Building in Copenhagen

Dronningens Tværgade 58 is a Neoclassical property situated close to Rosenborg Castle Garden in central Copenhagen, Denmark. It was built in 1807–08 by Blonms Enke & Sønnder (Blom's Widow / Sons)—an equal partnership between a widow and her four mason sons—as the last of their nine buildings constructed with a rate of approximately one building per year. It was listed on the Danish registry of protected buildings and places in 1950.

==History==
Dronningens Tværgade 58 is located on the 89 alen strip of Rosenborg Castle Garden which was presented to the City of Copenhagen by the King following the Great Fire of 1795. The land was used for the construction of the new street Kronprinsessegade and sold off in lots to private developers in the years after 1800. The three adjacent lots No. 9–11 at the northern corner of Dronningens Tværgade and Kronprinsessegade, until then a cul-de-sac, were in February 1805 acquired by Bloms Enke & Sønner (Blom's Widow & Sons). The firm was operated as an equal partnership between the brothers Peder, Thomas, Christian and Ole Blom, who had all trained as masons under J. M. Quist, in association with their mother Birthe Blom. Since none of the brothers were licensed as master masons, with membership of the Masons' Guild, they were neither allowed to employ other masons nor build for others. The renderings for their buildings were created by Thomas Blom while the mother and eldest brother Peder took care of the administrative work. The first building on Parcel 401 (Parcel 401 A, now No. 56) was completed in 1807. Dronningens Tværgade 58 (then Parcel 401 B) was built in 1807–08. The partnership was dissolved following Peder Blom's death in 1807 and the new building at No. 58 therefore ended up being its last building. In 1810, Thomas Blom was licensed as a master mason and resumed the work with the construction of Kronprinsessegade 40 (Parcel 401 C).

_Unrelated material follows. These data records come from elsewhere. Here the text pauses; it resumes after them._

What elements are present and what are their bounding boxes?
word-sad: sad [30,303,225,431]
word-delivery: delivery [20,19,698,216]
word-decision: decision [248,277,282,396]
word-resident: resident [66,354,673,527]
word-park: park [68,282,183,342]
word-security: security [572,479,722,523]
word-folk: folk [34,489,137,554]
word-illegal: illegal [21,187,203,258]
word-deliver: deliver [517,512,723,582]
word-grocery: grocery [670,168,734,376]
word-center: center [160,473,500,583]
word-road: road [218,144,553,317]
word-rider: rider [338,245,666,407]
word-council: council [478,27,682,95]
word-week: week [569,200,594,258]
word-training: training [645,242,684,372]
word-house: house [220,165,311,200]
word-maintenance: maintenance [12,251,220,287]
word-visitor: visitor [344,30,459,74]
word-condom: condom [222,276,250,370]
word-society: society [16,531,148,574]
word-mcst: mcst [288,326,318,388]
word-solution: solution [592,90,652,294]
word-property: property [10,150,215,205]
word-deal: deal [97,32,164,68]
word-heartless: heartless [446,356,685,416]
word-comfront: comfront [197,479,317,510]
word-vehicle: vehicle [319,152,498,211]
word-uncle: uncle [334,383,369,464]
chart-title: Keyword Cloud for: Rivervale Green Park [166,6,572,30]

The physicist Hans Christian Ørsted resided in one of the apartments from 1816 to 1818. His brother, Anders Sandøe Ørsted, whose wife Sofie died the same year, was in 1818 also a resident in the building. Jørgen Henrich Rawert, Copenhagen's city engineer, resided in the building in 1822. The lawyer and politician Carl Christian Vilhelm Liebe was among the residents from 1852 to 1850.

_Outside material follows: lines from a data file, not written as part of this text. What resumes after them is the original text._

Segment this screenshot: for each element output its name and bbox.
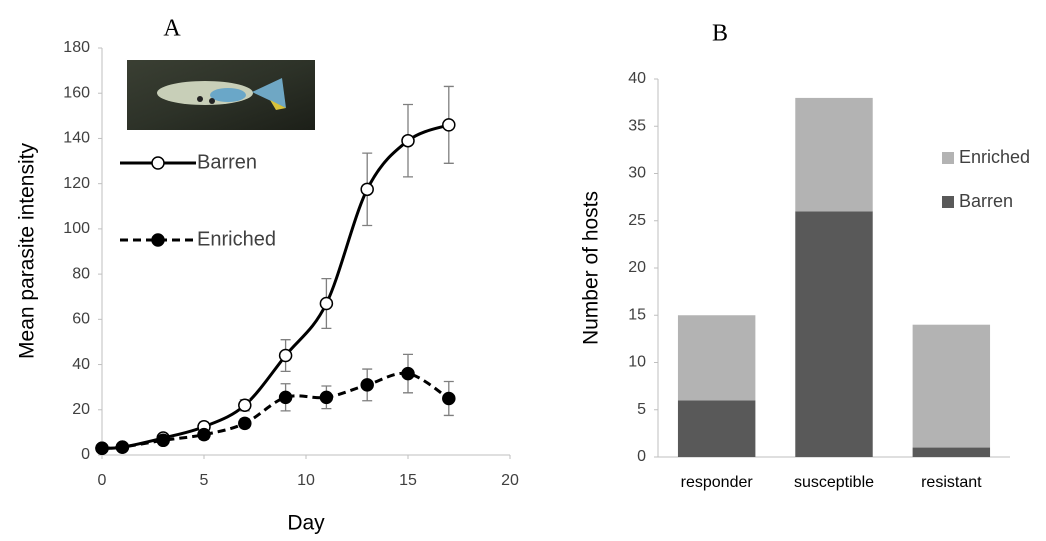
y-tick-label: 15 bbox=[628, 306, 646, 323]
y-tick-label: 120 bbox=[63, 175, 90, 192]
series-line bbox=[101, 371, 450, 450]
legend-label: Enriched bbox=[197, 228, 276, 250]
point bbox=[115, 440, 130, 454]
y-tick-label: 0 bbox=[81, 446, 90, 463]
x-tick-label: responder bbox=[681, 474, 754, 491]
y-axis-label: Mean parasite intensity bbox=[16, 143, 39, 359]
point bbox=[278, 348, 293, 363]
point bbox=[156, 433, 170, 448]
x-tick-label: 5 bbox=[200, 472, 209, 489]
chart-title: B bbox=[712, 21, 728, 47]
y-tick-label: 40 bbox=[628, 70, 646, 87]
legend-marker bbox=[151, 156, 165, 170]
x-axis-label: Day bbox=[287, 512, 325, 535]
y-tick-label: 180 bbox=[63, 39, 90, 56]
legend-label: Enriched bbox=[959, 147, 1030, 167]
y-tick-label: 160 bbox=[63, 84, 90, 101]
point bbox=[95, 441, 109, 455]
bar bbox=[912, 324, 991, 448]
point bbox=[442, 391, 456, 406]
y-tick-label: 20 bbox=[72, 401, 90, 418]
legend-label: Barren bbox=[197, 151, 257, 173]
y-tick-label: 40 bbox=[72, 356, 90, 373]
y-axis-label: Number of hosts bbox=[580, 191, 603, 345]
point bbox=[197, 427, 211, 442]
point bbox=[360, 182, 374, 197]
chart-title: A bbox=[163, 16, 181, 42]
point bbox=[238, 398, 252, 413]
y-tick-label: 5 bbox=[637, 401, 646, 418]
bar bbox=[795, 97, 873, 212]
legend-marker bbox=[151, 233, 165, 247]
y-tick-label: 80 bbox=[72, 265, 90, 282]
y-tick-label: 20 bbox=[628, 259, 646, 276]
y-tick-label: 0 bbox=[637, 448, 646, 465]
y-tick-label: 60 bbox=[72, 311, 90, 328]
x-tick-label: 15 bbox=[399, 472, 417, 489]
y-tick-label: 140 bbox=[63, 130, 90, 147]
y-tick-label: 35 bbox=[628, 117, 646, 134]
x-tick-label: 20 bbox=[501, 472, 519, 489]
point bbox=[401, 133, 415, 148]
fish-photo bbox=[127, 60, 315, 130]
point bbox=[238, 416, 252, 431]
x-tick-label: resistant bbox=[921, 474, 982, 491]
y-tick-label: 25 bbox=[628, 212, 646, 229]
point bbox=[401, 366, 415, 381]
bar bbox=[677, 315, 756, 401]
legend-label: Barren bbox=[959, 191, 1013, 211]
x-tick-label: 10 bbox=[297, 472, 315, 489]
y-tick-label: 10 bbox=[628, 354, 646, 371]
point bbox=[442, 118, 456, 132]
legend-swatch bbox=[942, 196, 954, 208]
point bbox=[278, 390, 293, 405]
x-tick-label: susceptible bbox=[794, 474, 874, 491]
point bbox=[360, 378, 374, 392]
y-tick-label: 100 bbox=[63, 220, 90, 237]
bar bbox=[677, 400, 756, 457]
point bbox=[319, 296, 334, 311]
series-line bbox=[101, 123, 450, 450]
bar bbox=[912, 447, 991, 457]
point bbox=[319, 390, 334, 405]
y-tick-label: 30 bbox=[628, 165, 646, 182]
bar bbox=[795, 211, 873, 457]
x-tick-label: 0 bbox=[98, 472, 107, 489]
legend-swatch bbox=[942, 152, 954, 164]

The entire building was in 1862 owned by the sculptor Niels Waldemar Fjeldskov (1826-1903). Søstrene Carlsens Maskinstrikkeri (The Carlsen Sisters' Machine Knitting) was based in the building in the years around 1873. Klaus Berntsen (1844-1927), an educator and politician, was a resident in the building from 1905 to 1910.

==Architecture==
The building consists of four storeys over a raised cellar and is five bays wide. The gate is topped by a fanlight and flanked by two wall-mounted lanterns. The red tile roof features three dormer windows towards the street. A six-bay perpendicular side wing with a chamfered corner bay extends from the rear side of the building.

==Today==
The building has been converted into condominiums and is jointly owned by the owners through E/F Dronningens Rværgade 58.